La moderación se ha adueñado de los quioscos de prensa, ¿lo habéis notado?, sobre todo de las revistas supuestamente femeninas. Por supuesto, no hablo de las revistas del corazón, que hacen el tradicional despliegue de glamour patrio y ajeno; ni de las de moda, peinados y belleza, que nos van a volver locas a todas un día con tanto consejo contradictorio… Hablo de las que no están especializadas en nada en particular y van de cómplices de la mujer, de amiguitas de confianza.
Si echáis un vistazo a los especiales navideños de este tipo de revistas, las recetas apetitosas se alternan con las dietas desintoxicantes de la manera más absurda. Pero, ¿en qué quedamos? ¿Nos hartamos de comer suculentas piernas de cordero o nos pasamos las navidades trasegando calditos hipocalóricos? ¿La típica receta de besugo al horno con patatas nuevas sólo debería servir para lucir nuestra habilidad como cocineras, o nosotras también podemos disfrutar de ella? Según se lee entre líneas, parece que deberíamos conformarnos con mordisquear las raspas.Entre tanta llamada a la moderación y al sentido común durante las próximas fiestas, quiero hacer una invitación a la rebeldía y al desenfreno. Yo personalmente tengo unos propósitos navideños nefastos. No es que tenga pensado ponerme como las tres gracias de Rubens, pero tampoco privarme de nada que me apetezca… ¡y pueda permitirme, claro está!

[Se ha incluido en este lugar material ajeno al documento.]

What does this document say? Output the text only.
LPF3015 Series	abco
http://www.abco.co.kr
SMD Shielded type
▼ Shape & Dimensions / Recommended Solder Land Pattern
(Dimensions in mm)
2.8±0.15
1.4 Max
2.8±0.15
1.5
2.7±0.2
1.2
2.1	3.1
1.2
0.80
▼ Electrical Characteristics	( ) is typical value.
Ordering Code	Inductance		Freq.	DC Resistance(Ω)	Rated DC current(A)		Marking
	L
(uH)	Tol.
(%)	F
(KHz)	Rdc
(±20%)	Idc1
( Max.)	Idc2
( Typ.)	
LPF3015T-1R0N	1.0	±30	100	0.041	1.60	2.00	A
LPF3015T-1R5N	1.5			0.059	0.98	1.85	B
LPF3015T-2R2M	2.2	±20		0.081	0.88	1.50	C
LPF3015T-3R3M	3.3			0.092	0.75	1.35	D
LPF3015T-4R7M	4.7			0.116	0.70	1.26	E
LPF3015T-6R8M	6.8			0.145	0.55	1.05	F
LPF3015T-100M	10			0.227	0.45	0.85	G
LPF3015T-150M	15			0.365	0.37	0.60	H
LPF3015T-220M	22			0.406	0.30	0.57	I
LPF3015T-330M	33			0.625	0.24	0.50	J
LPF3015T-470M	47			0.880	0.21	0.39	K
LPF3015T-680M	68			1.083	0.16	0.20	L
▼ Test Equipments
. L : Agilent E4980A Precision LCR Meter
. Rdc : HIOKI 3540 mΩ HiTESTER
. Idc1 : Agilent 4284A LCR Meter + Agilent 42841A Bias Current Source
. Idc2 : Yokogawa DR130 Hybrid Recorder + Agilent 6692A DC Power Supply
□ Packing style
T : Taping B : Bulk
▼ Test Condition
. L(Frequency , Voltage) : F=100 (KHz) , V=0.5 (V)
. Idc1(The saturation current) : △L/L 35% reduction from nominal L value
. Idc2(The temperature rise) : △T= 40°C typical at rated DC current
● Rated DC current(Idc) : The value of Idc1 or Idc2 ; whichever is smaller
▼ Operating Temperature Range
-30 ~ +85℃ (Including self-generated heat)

Como el tiempo que se dedica a los niños, es más importante la calidad que la cantidad. Y no hace falta gastarse un dineral para ello. La calidad es comprar fruta y verdura locales, a ser posible ecológicas y de temporada, en cualquier cooperativa agrícola de las muchas que han surgido últimamente. Ya sé que ni la fruta ni la verdura son manjares tradicionalmente navideños, pero cocinadas con gusto pueden sustituir dignamente a cualquier fruslería de importación. Mejor una parrillada de verduras con salsa casera o una macedonia enriquecida con frutos secos que esos sucedáneos de angulas cuyo listado de ingredientes contiene más conservantes que materia prima.
Mejor encargar una porcella en una tienda de comida preparada o un cabrito a algún payés que se preste que comprar pescado del Atlántico, carísimo y traído hasta nuestra isla quién sabe en qué condiciones. Si a nosotros nos cuesta tanto viajar porque las comunicaciones con la Península son pésimas -por no hablar del servicio de Correos, a pesar de la amabilidad y paciencia de sus empleados-, sobre todo en invierno, ¿por qué las mercancías van a ser diferentes? ¿Es que ellas no sufren los retrasos y la escasez de horarios disponibles que nos aquejan? La lógica más elemental dice que si algún producto de alimentación llega a nuestras manos en buenas condiciones es porque está atiborrado de conservantes, o bien ha realizado el trayecto congelado.
En cuanto a los postres y dulces en general, deberíamos recuperar recetas antiguas y sabrosas con las que «valga la pena» engordar; aprovechar los numerosos mercadillos artesanales programados para comprar productos de aquí, aunque sean un pelín más caros, pues son de excelente calidad. Y así, de paso, contribuiríamos a incentivar la maltrecha economía insular, que apenas da signos de recuperación.
Como veis, me propongo lo peor: dar largos paseos por el campo para hacer la digestión, leer sin mesura, quedar con los amigos, ver películas sin moderación, visitar a la familia, asistir a algún espectáculo musical o teatral, achuchar a mis hijos sin piedad… Y todo ello sin olvidar a los más desfavorecidos, a los que es muy fácil hacer llegar donativos en forma de dinero, tiempo o contribución a alguno de los bancos de alimentos que hay distribuidos por toda la isla.
Hablar por los codos, contar chistes malos, tomar alguna que otra copichuela (siempre que no haya que conducir después), cantar villancicos hasta desgañitarse… Todo vale para ser feliz. Al fin y al cabo, de eso se trata. ¿No?